Le chef de la diplomatie française a réaffirmé l’engagement de son pays : « Vous pouvez compter sur la France : elle œuvre, et œuvrera toujours pour que l’agenda des droits humains avance », a-t-il déclaré, soulignant une « poussée conservatrice » observable globalement depuis environ une décennie.
Les répercussions de la loi sénégalaise du 11 mars
Le 11 mars 2026, l’Assemblée nationale sénégalaise a voté à l’unanimité (135 voix) cette nouvelle législation, promulguée ensuite le 30 mars. Elle alourdit significativement les sanctions pour les « actes contre nature », portant la peine maximale de prison de cinq à dix ans et multipliant par dix le plafond des amendes, qui atteint désormais dix millions de francs CFA. Le Premier ministre Ousmane Sonko a présenté ce texte comme une affirmation de souveraineté nationale.

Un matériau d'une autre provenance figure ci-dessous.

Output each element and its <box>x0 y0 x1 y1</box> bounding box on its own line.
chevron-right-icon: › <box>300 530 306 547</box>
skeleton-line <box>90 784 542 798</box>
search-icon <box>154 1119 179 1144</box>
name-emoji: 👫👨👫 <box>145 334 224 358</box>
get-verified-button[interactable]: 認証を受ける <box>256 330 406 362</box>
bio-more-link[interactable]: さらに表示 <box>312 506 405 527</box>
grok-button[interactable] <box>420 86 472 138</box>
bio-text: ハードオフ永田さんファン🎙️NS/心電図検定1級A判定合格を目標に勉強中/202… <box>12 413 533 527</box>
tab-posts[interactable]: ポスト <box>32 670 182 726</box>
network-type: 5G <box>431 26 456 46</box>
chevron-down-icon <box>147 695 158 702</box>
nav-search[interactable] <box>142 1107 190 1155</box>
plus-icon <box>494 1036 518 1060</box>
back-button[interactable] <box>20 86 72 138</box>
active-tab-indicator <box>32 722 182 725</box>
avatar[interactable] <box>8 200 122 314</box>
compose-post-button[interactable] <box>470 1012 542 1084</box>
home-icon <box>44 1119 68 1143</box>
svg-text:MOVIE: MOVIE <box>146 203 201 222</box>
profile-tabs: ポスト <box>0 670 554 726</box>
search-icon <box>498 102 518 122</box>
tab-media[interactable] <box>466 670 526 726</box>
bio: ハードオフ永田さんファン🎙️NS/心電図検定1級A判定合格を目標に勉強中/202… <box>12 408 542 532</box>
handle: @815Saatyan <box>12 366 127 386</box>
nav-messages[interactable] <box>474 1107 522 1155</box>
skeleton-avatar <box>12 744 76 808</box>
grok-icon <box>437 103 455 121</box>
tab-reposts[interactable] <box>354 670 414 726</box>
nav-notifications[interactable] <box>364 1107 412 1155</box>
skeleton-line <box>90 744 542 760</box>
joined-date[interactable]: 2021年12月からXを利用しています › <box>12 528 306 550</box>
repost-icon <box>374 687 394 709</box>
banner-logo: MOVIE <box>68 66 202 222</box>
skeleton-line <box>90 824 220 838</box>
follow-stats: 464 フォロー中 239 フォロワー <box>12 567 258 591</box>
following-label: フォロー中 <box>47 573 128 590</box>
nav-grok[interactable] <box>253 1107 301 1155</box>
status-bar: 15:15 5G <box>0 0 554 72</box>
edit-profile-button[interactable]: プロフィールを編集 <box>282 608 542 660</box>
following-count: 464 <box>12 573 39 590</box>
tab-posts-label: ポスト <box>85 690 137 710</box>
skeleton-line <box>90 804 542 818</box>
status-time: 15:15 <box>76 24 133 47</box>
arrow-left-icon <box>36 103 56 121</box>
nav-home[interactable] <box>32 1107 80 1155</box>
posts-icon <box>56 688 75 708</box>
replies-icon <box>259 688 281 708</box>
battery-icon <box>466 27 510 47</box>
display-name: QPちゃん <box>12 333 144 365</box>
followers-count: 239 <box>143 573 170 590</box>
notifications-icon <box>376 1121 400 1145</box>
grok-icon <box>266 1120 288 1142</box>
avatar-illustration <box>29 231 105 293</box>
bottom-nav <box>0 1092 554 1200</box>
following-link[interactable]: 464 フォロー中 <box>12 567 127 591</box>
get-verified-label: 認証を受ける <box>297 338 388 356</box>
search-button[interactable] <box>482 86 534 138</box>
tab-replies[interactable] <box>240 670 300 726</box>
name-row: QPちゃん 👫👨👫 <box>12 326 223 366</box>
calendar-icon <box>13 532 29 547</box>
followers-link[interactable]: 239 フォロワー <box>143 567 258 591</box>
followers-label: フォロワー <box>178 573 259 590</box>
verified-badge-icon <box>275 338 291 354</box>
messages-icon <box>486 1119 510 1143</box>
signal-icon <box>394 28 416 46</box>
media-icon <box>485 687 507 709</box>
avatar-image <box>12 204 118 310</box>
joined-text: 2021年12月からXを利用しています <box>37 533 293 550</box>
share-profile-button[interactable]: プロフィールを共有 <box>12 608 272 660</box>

Il crée également de nouvelles infractions liées à la promotion, au soutien ou au financement de l’homosexualité, de la bisexualité et de la transsexualité, impactant directement les citoyens africains concernés.
Avant sa promulgation, le Haut-Commissaire des Nations unies aux droits de l’homme, Volker Türk, avait déjà interpellé Dakar, l’exhortant à ne pas adopter cette loi, qu’il jugeait contraire aux obligations internationales du Sénégal en matière de droits humains. La France, par la voix de Pascal Confavreux, porte-parole du Quai d’Orsay, avait exprimé sa vive préoccupation dès le 16 avril. Il avait alors été précisé que Jean-Noël Barrot avait discuté de cette question sensible avec son homologue sénégalais, Cheikh Niang, lors d’un échange au ministère français des Affaires étrangères.
Un citoyen français incarcéré à Dakar suite à la nouvelle loi
Depuis le 14 février, un ressortissant français est incarcéré au Sénégal, mis en cause pour des faits tombant sous le coup de cette nouvelle législation. Les services consulaires français à Dakar lui ont rendu visite à quatre reprises et maintiennent le contact avec sa famille. Parallèlement, le 10 avril, la justice dakaroise a prononcé une peine de six ans d’emprisonnement ferme contre un jeune Sénégalais né en 2002, également pour des accusations similaires. Cette situation met en lumière les conséquences concrètes de la loi sur les individus.
Le ministère français des Affaires étrangères rapporte que soixante-deux pays à travers le monde criminalisent toujours les relations homosexuelles consensuelles, et onze d’entre eux appliquent même la peine capitale. La date précise de l’examen de ce projet de résolution français par le Conseil des droits de l’homme à Genève n’a pas encore été rendue publique. Cette actualité africaine et internationale souligne l’importance de la protection LGBT+ Afrique et au-delà.